After never attempting a regular season pass in his career and entering training camp as the third-string quarterback, Austin Davis started eight games for the St. Louis Rams last season. Another ACL tear for Sam Bradford and a Week 1 thigh injury for Shaun Hill gave Davis that opportunity, and over his first five starts he topped 300 passing yards twice with multiple passing touchdowns three times.
The Rams traded Bradford to the Philadelphia Eagles this offseason in a trade for Nick Foles, who will take over as the team’s starting quarterback. Also in the quarterback mix for St. Louis is offseason trade acquisition Case Keenum and 2015 third-round pick (89th overall) Sean Mannion, and they will compete with Davis for the No. 2 and No. 3 spots on the depth chart.

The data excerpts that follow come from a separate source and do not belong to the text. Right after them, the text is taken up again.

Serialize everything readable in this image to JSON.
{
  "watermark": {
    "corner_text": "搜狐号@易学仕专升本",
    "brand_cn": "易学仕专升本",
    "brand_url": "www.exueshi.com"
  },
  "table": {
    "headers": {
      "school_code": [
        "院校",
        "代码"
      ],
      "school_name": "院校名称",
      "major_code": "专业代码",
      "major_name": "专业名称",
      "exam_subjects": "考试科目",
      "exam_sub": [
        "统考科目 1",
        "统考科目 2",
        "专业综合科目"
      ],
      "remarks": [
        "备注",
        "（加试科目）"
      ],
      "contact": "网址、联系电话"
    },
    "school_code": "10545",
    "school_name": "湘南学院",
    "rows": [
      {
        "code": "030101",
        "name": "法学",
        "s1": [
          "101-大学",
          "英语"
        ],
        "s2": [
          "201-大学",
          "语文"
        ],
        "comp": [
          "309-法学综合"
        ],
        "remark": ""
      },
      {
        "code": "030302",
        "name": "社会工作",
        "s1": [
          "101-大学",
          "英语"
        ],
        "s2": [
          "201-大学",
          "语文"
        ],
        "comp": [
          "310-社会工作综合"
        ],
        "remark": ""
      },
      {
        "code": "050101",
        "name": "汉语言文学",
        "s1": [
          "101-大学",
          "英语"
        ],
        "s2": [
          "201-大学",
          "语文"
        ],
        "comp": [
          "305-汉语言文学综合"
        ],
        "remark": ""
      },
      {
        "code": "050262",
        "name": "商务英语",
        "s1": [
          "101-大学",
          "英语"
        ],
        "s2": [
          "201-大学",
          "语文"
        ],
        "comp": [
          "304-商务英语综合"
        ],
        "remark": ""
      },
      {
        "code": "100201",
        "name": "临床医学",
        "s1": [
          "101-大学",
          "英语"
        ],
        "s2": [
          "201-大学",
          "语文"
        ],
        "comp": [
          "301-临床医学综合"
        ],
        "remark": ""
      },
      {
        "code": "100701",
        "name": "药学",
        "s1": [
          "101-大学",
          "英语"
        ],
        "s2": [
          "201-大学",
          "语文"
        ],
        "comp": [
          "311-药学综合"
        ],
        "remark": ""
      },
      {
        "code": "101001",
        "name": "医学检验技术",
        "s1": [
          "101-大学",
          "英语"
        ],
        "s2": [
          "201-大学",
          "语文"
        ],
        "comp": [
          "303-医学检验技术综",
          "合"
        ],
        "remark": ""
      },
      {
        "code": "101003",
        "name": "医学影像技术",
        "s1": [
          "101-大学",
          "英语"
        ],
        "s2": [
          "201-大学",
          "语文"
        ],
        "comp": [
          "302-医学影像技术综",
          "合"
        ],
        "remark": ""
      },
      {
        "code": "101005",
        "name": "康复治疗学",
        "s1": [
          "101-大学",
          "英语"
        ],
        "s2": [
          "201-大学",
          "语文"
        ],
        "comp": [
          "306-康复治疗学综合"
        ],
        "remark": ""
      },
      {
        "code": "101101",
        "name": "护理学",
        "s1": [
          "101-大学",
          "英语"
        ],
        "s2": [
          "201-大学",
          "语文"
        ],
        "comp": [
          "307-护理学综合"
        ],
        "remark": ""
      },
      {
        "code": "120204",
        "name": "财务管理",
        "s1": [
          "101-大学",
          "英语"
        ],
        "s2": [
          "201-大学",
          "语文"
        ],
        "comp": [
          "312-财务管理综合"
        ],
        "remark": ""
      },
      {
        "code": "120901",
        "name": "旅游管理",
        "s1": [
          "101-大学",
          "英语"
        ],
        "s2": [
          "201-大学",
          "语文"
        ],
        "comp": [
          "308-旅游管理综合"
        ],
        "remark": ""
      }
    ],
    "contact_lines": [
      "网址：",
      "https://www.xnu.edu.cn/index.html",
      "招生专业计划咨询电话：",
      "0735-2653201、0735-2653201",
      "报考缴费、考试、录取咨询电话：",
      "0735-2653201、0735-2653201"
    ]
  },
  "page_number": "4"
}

Davis was 3-5 as the starter last year, and he showed good efficiency by completing more than 63 percent of his passes. The Rams are built around a good defense and a conservative, run-first offense, especially after using their first-round pick on Todd Gurley this year, so they ideally don’t need a quarterback to carry them to victories. That fits Davis’ profile perfectly, and he should be able to fill in fairly capably if Foles goes down to injury this year.
It’s fair to assume the Rams will keep Mannion on the 53-man roster, with the idea that he can possibly be their quarterback of the future. So the real training camp competition is probably between Davis and Keenum for one roster spot, and both guys should play a lot during the preseason. It’s hard to envision Davis or Keenum clearly looking better than the other in camp practices and preseason games, so the Rams may just choose who they are most familiar with if all things remain equal.
Davis is destined to be a career backup, and if the Rams really wanted to replace him behind Foles more serious competition than Keenum would surely have been added during the offseason. I think Davis would have to go down with an injury, or be unavoidably atrocious during training camp, to not be the Rams’ No. 2 signal caller going into the regular season.